Köln, den 30. 9. 1999

Prof. Dr. J. Margraf (Vorsitzender)
Prof. Dr. S. O. Hoffmann
(Stellvertretender Vorsitzender)

Minderheitenvotum

1. Formal

Der Wissenschaftliche Beirat war nach Meinung der Minderheit in seiner Sitzung am 29./30. September 1999 aus folgendem Grund nicht in der Lage, die Anfrage zur wissenschaftlichen Anerkennung der Gesprächspsychotherapie abschließend zu beantworten:

Aus der Stellungnahme der beiden Berichterstatter, welche die von der GwG eingereichten Unterlagen, insbesondere die wissenschaftlichen Studien, im Detail überprüften, geht unter anderem hervor, dass die den Mitgliedern des Wissenschaftlichen Beirats im Juli zur Verfügung gestellte Dokumentation der GwG unvollständig und unrichtig sei. Außer dem konnten die Berichterstatter nicht ausschließen, dass aufgrund der unzureichenden Dokumentation andere relevante Studien nicht berücksichtigt worden seien. Diese Stellungnahme der beiden Berichterstatter wurde den Mitgliedern des Wissenschaftlichen Beirats erst in der Sitzung am 30. September 1999 als Tischvorlage zur Kenntnis gegeben.

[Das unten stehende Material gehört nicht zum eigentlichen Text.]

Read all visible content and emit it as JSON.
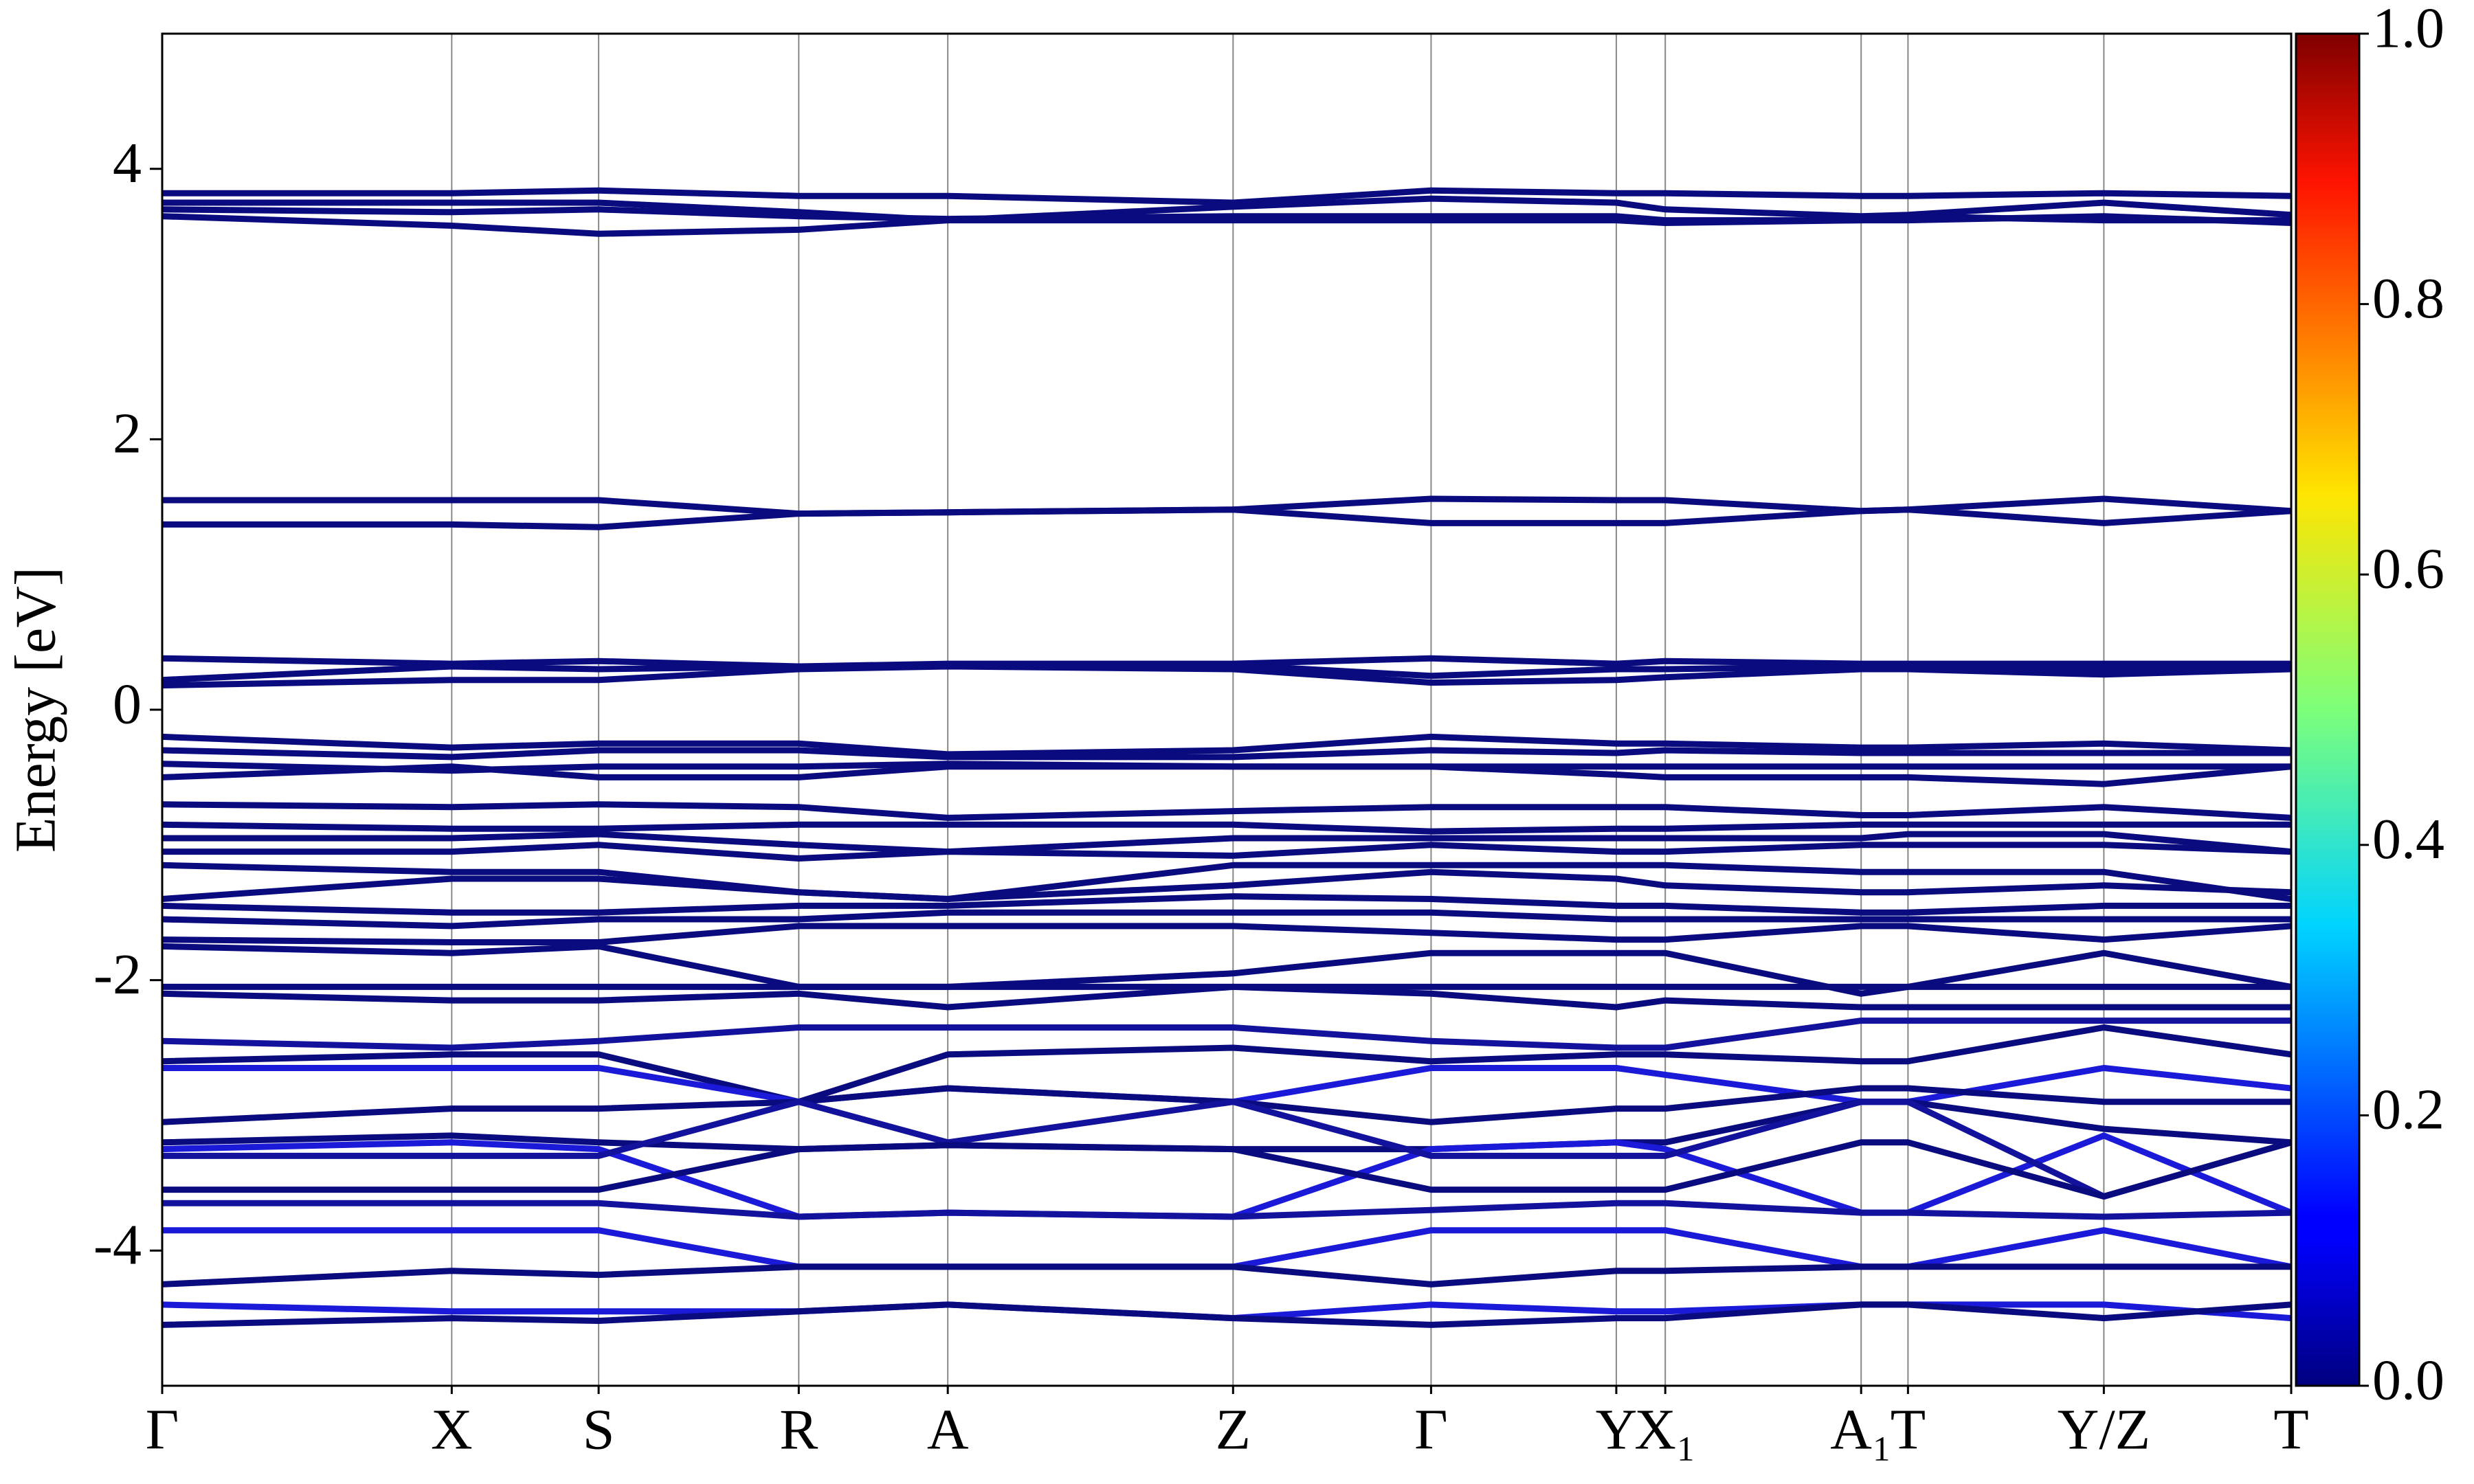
{
  "chart_data": {
    "type": "line",
    "ylabel": "Energy [eV]",
    "xlim": [
      0,
      1
    ],
    "xticks": [
      {
        "value": 0,
        "label": "Γ"
      },
      {
        "value": 0.136,
        "label": "X"
      },
      {
        "value": 0.205,
        "label": "S"
      },
      {
        "value": 0.299,
        "label": "R"
      },
      {
        "value": 0.369,
        "label": "A"
      },
      {
        "value": 0.503,
        "label": "Z"
      },
      {
        "value": 0.596,
        "label": "Γ"
      },
      {
        "value": 0.683,
        "label": "Y"
      },
      {
        "value": 0.706,
        "label": "X₁"
      },
      {
        "value": 0.798,
        "label": "A₁"
      },
      {
        "value": 0.82,
        "label": "T"
      },
      {
        "value": 0.912,
        "label": "Y/Z"
      },
      {
        "value": 1,
        "label": "T"
      }
    ],
    "ylim": [
      -5,
      5
    ],
    "yticks": [
      -4,
      -2,
      0,
      2,
      4
    ],
    "grid": "x",
    "x": [
      0,
      0.136,
      0.205,
      0.299,
      0.369,
      0.503,
      0.596,
      0.683,
      0.706,
      0.798,
      0.82,
      0.912,
      1
    ],
    "colorbar": {
      "colormap": "jet",
      "lim": [
        0,
        1
      ],
      "ticks": [
        {
          "value": 0,
          "label": "0.0"
        },
        {
          "value": 0.2,
          "label": "0.2"
        },
        {
          "value": 0.4,
          "label": "0.4"
        },
        {
          "value": 0.6,
          "label": "0.6"
        },
        {
          "value": 0.8,
          "label": "0.8"
        },
        {
          "value": 1,
          "label": "1.0"
        }
      ]
    },
    "series": [
      {
        "color": "#0b0b80",
        "values": [
          3.82,
          3.82,
          3.84,
          3.8,
          3.8,
          3.75,
          3.84,
          3.82,
          3.82,
          3.8,
          3.8,
          3.82,
          3.8
        ]
      },
      {
        "color": "#0b0b80",
        "values": [
          3.75,
          3.75,
          3.75,
          3.68,
          3.62,
          3.72,
          3.78,
          3.75,
          3.7,
          3.65,
          3.66,
          3.75,
          3.66
        ]
      },
      {
        "color": "#0b0b80",
        "values": [
          3.7,
          3.68,
          3.7,
          3.65,
          3.63,
          3.65,
          3.65,
          3.65,
          3.62,
          3.62,
          3.65,
          3.62,
          3.62
        ]
      },
      {
        "color": "#0b0b80",
        "values": [
          3.65,
          3.58,
          3.52,
          3.55,
          3.62,
          3.62,
          3.62,
          3.62,
          3.6,
          3.62,
          3.62,
          3.65,
          3.6
        ]
      },
      {
        "color": "#0b0b80",
        "values": [
          1.55,
          1.55,
          1.55,
          1.45,
          1.46,
          1.48,
          1.56,
          1.55,
          1.55,
          1.47,
          1.48,
          1.56,
          1.47
        ]
      },
      {
        "color": "#0b0b80",
        "values": [
          1.37,
          1.37,
          1.35,
          1.45,
          1.46,
          1.48,
          1.38,
          1.38,
          1.38,
          1.47,
          1.48,
          1.38,
          1.47
        ]
      },
      {
        "color": "#0b0b80",
        "values": [
          0.38,
          0.34,
          0.36,
          0.32,
          0.34,
          0.34,
          0.38,
          0.34,
          0.36,
          0.34,
          0.34,
          0.34,
          0.34
        ]
      },
      {
        "color": "#0b0b80",
        "values": [
          0.22,
          0.32,
          0.3,
          0.32,
          0.32,
          0.33,
          0.25,
          0.3,
          0.3,
          0.32,
          0.32,
          0.3,
          0.32
        ]
      },
      {
        "color": "#0b0b80",
        "values": [
          0.18,
          0.22,
          0.22,
          0.3,
          0.32,
          0.3,
          0.2,
          0.22,
          0.24,
          0.3,
          0.3,
          0.26,
          0.3
        ]
      },
      {
        "color": "#0b0b80",
        "values": [
          -0.2,
          -0.28,
          -0.25,
          -0.25,
          -0.33,
          -0.3,
          -0.2,
          -0.25,
          -0.25,
          -0.28,
          -0.28,
          -0.25,
          -0.3
        ]
      },
      {
        "color": "#0b0b80",
        "values": [
          -0.3,
          -0.35,
          -0.3,
          -0.3,
          -0.35,
          -0.35,
          -0.3,
          -0.32,
          -0.3,
          -0.32,
          -0.32,
          -0.32,
          -0.32
        ]
      },
      {
        "color": "#0b0b80",
        "values": [
          -0.4,
          -0.45,
          -0.42,
          -0.42,
          -0.4,
          -0.42,
          -0.42,
          -0.42,
          -0.42,
          -0.42,
          -0.42,
          -0.42,
          -0.42
        ]
      },
      {
        "color": "#0b0b80",
        "values": [
          -0.5,
          -0.42,
          -0.5,
          -0.5,
          -0.42,
          -0.42,
          -0.42,
          -0.48,
          -0.5,
          -0.5,
          -0.5,
          -0.55,
          -0.42
        ]
      },
      {
        "color": "#0b0b80",
        "values": [
          -0.7,
          -0.72,
          -0.7,
          -0.72,
          -0.8,
          -0.75,
          -0.72,
          -0.72,
          -0.72,
          -0.78,
          -0.78,
          -0.72,
          -0.8
        ]
      },
      {
        "color": "#0b0b80",
        "values": [
          -0.85,
          -0.88,
          -0.88,
          -0.85,
          -0.85,
          -0.85,
          -0.9,
          -0.88,
          -0.88,
          -0.85,
          -0.85,
          -0.85,
          -0.85
        ]
      },
      {
        "color": "#0b0b80",
        "values": [
          -0.95,
          -0.95,
          -0.92,
          -1.0,
          -1.05,
          -0.95,
          -0.95,
          -0.95,
          -0.95,
          -0.95,
          -0.92,
          -0.92,
          -1.05
        ]
      },
      {
        "color": "#0b0b80",
        "values": [
          -1.05,
          -1.05,
          -1.0,
          -1.1,
          -1.05,
          -1.08,
          -1.0,
          -1.05,
          -1.05,
          -1.0,
          -1.0,
          -1.0,
          -1.05
        ]
      },
      {
        "color": "#0b0b80",
        "values": [
          -1.15,
          -1.2,
          -1.2,
          -1.35,
          -1.4,
          -1.15,
          -1.15,
          -1.15,
          -1.15,
          -1.2,
          -1.2,
          -1.2,
          -1.4
        ]
      },
      {
        "color": "#0b0b80",
        "values": [
          -1.4,
          -1.25,
          -1.25,
          -1.35,
          -1.4,
          -1.3,
          -1.2,
          -1.25,
          -1.3,
          -1.35,
          -1.35,
          -1.3,
          -1.35
        ]
      },
      {
        "color": "#0b0b80",
        "values": [
          -1.45,
          -1.5,
          -1.5,
          -1.45,
          -1.45,
          -1.38,
          -1.4,
          -1.45,
          -1.45,
          -1.5,
          -1.5,
          -1.45,
          -1.45
        ]
      },
      {
        "color": "#0b0b80",
        "values": [
          -1.55,
          -1.6,
          -1.55,
          -1.55,
          -1.5,
          -1.5,
          -1.5,
          -1.55,
          -1.55,
          -1.55,
          -1.55,
          -1.55,
          -1.55
        ]
      },
      {
        "color": "#0b0b80",
        "values": [
          -1.7,
          -1.72,
          -1.72,
          -1.6,
          -1.6,
          -1.6,
          -1.65,
          -1.7,
          -1.7,
          -1.6,
          -1.6,
          -1.7,
          -1.6
        ]
      },
      {
        "color": "#0b0b80",
        "values": [
          -1.75,
          -1.8,
          -1.75,
          -2.05,
          -2.05,
          -1.95,
          -1.8,
          -1.8,
          -1.8,
          -2.1,
          -2.05,
          -1.8,
          -2.05
        ]
      },
      {
        "color": "#0b0b80",
        "values": [
          -2.05,
          -2.05,
          -2.05,
          -2.05,
          -2.05,
          -2.05,
          -2.05,
          -2.05,
          -2.05,
          -2.05,
          -2.05,
          -2.05,
          -2.05
        ]
      },
      {
        "color": "#0b0b80",
        "values": [
          -2.1,
          -2.15,
          -2.15,
          -2.1,
          -2.2,
          -2.05,
          -2.1,
          -2.2,
          -2.15,
          -2.2,
          -2.2,
          -2.2,
          -2.2
        ]
      },
      {
        "color": "#12129c",
        "values": [
          -2.45,
          -2.5,
          -2.45,
          -2.35,
          -2.35,
          -2.35,
          -2.45,
          -2.5,
          -2.5,
          -2.3,
          -2.3,
          -2.3,
          -2.3
        ]
      },
      {
        "color": "#0b0b80",
        "values": [
          -2.6,
          -2.55,
          -2.55,
          -2.9,
          -2.55,
          -2.5,
          -2.6,
          -2.55,
          -2.55,
          -2.6,
          -2.6,
          -2.35,
          -2.55
        ]
      },
      {
        "color": "#1a1ad8",
        "values": [
          -2.65,
          -2.65,
          -2.65,
          -2.9,
          -2.8,
          -2.9,
          -2.65,
          -2.65,
          -2.7,
          -2.9,
          -2.9,
          -2.65,
          -2.8
        ]
      },
      {
        "color": "#0b0b80",
        "values": [
          -3.05,
          -2.95,
          -2.95,
          -2.9,
          -2.8,
          -2.9,
          -3.05,
          -2.95,
          -2.95,
          -2.8,
          -2.8,
          -2.9,
          -2.9
        ]
      },
      {
        "color": "#0b0b80",
        "values": [
          -3.2,
          -3.15,
          -3.2,
          -3.25,
          -3.22,
          -3.25,
          -3.25,
          -3.2,
          -3.2,
          -2.9,
          -2.9,
          -3.1,
          -3.2
        ]
      },
      {
        "color": "#1a1ad8",
        "values": [
          -3.25,
          -3.2,
          -3.25,
          -3.75,
          -3.72,
          -3.75,
          -3.25,
          -3.2,
          -3.25,
          -3.72,
          -3.72,
          -3.15,
          -3.72
        ]
      },
      {
        "color": "#12129c",
        "values": [
          -3.3,
          -3.3,
          -3.3,
          -2.9,
          -3.2,
          -2.9,
          -3.3,
          -3.3,
          -3.3,
          -2.9,
          -2.9,
          -3.6,
          -3.2
        ]
      },
      {
        "color": "#0b0b80",
        "values": [
          -3.55,
          -3.55,
          -3.55,
          -3.25,
          -3.22,
          -3.25,
          -3.55,
          -3.55,
          -3.55,
          -3.2,
          -3.2,
          -3.6,
          -3.2
        ]
      },
      {
        "color": "#12129c",
        "values": [
          -3.65,
          -3.65,
          -3.65,
          -3.75,
          -3.72,
          -3.75,
          -3.7,
          -3.65,
          -3.65,
          -3.72,
          -3.72,
          -3.75,
          -3.72
        ]
      },
      {
        "color": "#1a1ad8",
        "values": [
          -3.85,
          -3.85,
          -3.85,
          -4.12,
          -4.12,
          -4.12,
          -3.85,
          -3.85,
          -3.85,
          -4.12,
          -4.12,
          -3.85,
          -4.12
        ]
      },
      {
        "color": "#0b0b80",
        "values": [
          -4.25,
          -4.15,
          -4.18,
          -4.12,
          -4.12,
          -4.12,
          -4.25,
          -4.15,
          -4.15,
          -4.12,
          -4.12,
          -4.12,
          -4.12
        ]
      },
      {
        "color": "#1a1ad8",
        "values": [
          -4.4,
          -4.45,
          -4.45,
          -4.45,
          -4.4,
          -4.5,
          -4.4,
          -4.45,
          -4.45,
          -4.4,
          -4.4,
          -4.4,
          -4.5
        ]
      },
      {
        "color": "#0b0b80",
        "values": [
          -4.55,
          -4.5,
          -4.52,
          -4.45,
          -4.4,
          -4.5,
          -4.55,
          -4.5,
          -4.5,
          -4.4,
          -4.4,
          -4.5,
          -4.4
        ]
      }
    ]
  }
}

Die Mitglieder des Wissenschaftlichen Beirats hatten somit keine Gelegenheit, die Unterlagen, insbesondere die Veröffentlichungen zu den wissenschaftlichen Studien (die den Berichterstattern allerdings erst wenige Tage vor der Sitzung am 29./30. September vorgelegt worden waren), einzusehen und sich auf diese Weise selber ein Urteil zu bilden.

2. Inhaltlich

In der Stellungnahme der Berichterstatter (und wohl auch in der vorgelegten Dokumentation) werden zur Beurteilung ausschließlich kontrollierte Wirksamkeitsstudien (im Sinne von efficacy) herangezogen. Dies steht nicht im Einklang mit den Kriterien des Wissenschaftlichen Beirats, wonach bei der Beurteilung der wissenschaftlichen Anerkennung auch andere Studien (zum Beispiel Einzelfallstudien, insbesondere aber effectiveness-Studien) berücksichtigt werden können.

Das Mitglied Prof. Richter sah sich daher nicht in der Lage, die Anfrage nach der wissenschaftlichen Anerkennung der Gesprächspsychotherapie abschlägig zu beantworten; ein Antrag auf Vertagung wurde mit großer Mehrheit abgelehnt.